Thomas had officiated their wedding, which they'd held not in the church itself, but in their favorite public garden. While Thomas outwardly advised them to hold the ceremony within the church itself (as her parents pressured her) he'd surreptitiously told the couple not to worry, that God would be at their union regardless of where the vows were spoken.
They'd honeymooned in Vancouver & Jack had revealed himself to be ridiculously over-endowed. At first she'd wondered if her cousin had been unusually small, but upon thinking back, to the strange relationship she'd briefly had with her first boss, to the secret glances she'd caught of the male member before that night (her father while camping, a man who'd flashed her on an escalator, a magazine that had been passed around on a giggly summer afternoon in her typing class), she realized that in fact no, she'd been accurate in her assessment of its magnitude. If anything, she may have under-measured. The first few nights they made love had been painful, difficult.
Surprisingly, Jack seemed unaware of the over-abundance God had blessed him with in that department. Was it a blessing? She wasn't convinced. It had taken nearly a week for her body to adapt to the massive appendage he'd ram heedlessly inside that tender part of herself. Twice in that first week, when they'd ordered room service, she'd gently straddled the chilled, cold side of a champagne bottle. The smooth, gently curved surfaces, cooled by ice, had soothed that exhausted & aching part of her anatomy as she sat on it like the seat of a bicycle. She regretted waiting until their wedding night to experience each other's bodies (Jack had insisted) but also wondered if she'd have gone through with the marriage had she been forewarned.

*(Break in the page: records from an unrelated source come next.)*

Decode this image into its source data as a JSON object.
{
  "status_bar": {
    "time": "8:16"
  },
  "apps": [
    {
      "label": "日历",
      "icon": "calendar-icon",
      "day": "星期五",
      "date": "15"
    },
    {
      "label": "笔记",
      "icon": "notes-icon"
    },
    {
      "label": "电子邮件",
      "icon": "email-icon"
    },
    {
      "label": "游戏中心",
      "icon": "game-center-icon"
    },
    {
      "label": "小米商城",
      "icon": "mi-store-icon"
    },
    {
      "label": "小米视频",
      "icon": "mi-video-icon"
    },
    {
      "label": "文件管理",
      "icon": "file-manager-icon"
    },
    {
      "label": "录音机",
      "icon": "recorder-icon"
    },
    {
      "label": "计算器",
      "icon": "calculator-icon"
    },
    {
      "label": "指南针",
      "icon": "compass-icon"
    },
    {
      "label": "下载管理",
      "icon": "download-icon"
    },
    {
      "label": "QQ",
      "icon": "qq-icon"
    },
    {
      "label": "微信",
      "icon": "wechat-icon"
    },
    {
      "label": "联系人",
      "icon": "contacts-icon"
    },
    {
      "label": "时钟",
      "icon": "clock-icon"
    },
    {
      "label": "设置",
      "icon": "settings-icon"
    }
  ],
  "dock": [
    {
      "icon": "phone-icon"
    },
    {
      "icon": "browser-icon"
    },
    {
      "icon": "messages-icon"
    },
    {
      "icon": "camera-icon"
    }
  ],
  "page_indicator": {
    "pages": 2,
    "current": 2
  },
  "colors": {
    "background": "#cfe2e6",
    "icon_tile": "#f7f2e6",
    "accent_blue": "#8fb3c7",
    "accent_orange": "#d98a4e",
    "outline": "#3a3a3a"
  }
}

She hadn't enjoyed sex until her body had finally relented. She'd figured out the positions & angles that hurt the least & over time, she'd been able to accept his entire penis, sometimes right up to the nest of pubic hair that grew around the base. On the other hand, the non-penetrative parts of sex, touching each other with fingers, or when she'd wrap her hands around him & rub him as if starting a log fire with the friction, had been delightful. She'd even (after some coaxing from him & some nervousness to begin with) started to enjoy & feel confident kissing, licking & sucking the head of his enormous, bobbing penis. She'd revelled in the intimacy of the experience, the pleased moans he'd make, the happiness they gave each other & after he'd orgasmed, the gentle cuddling & hair stroking.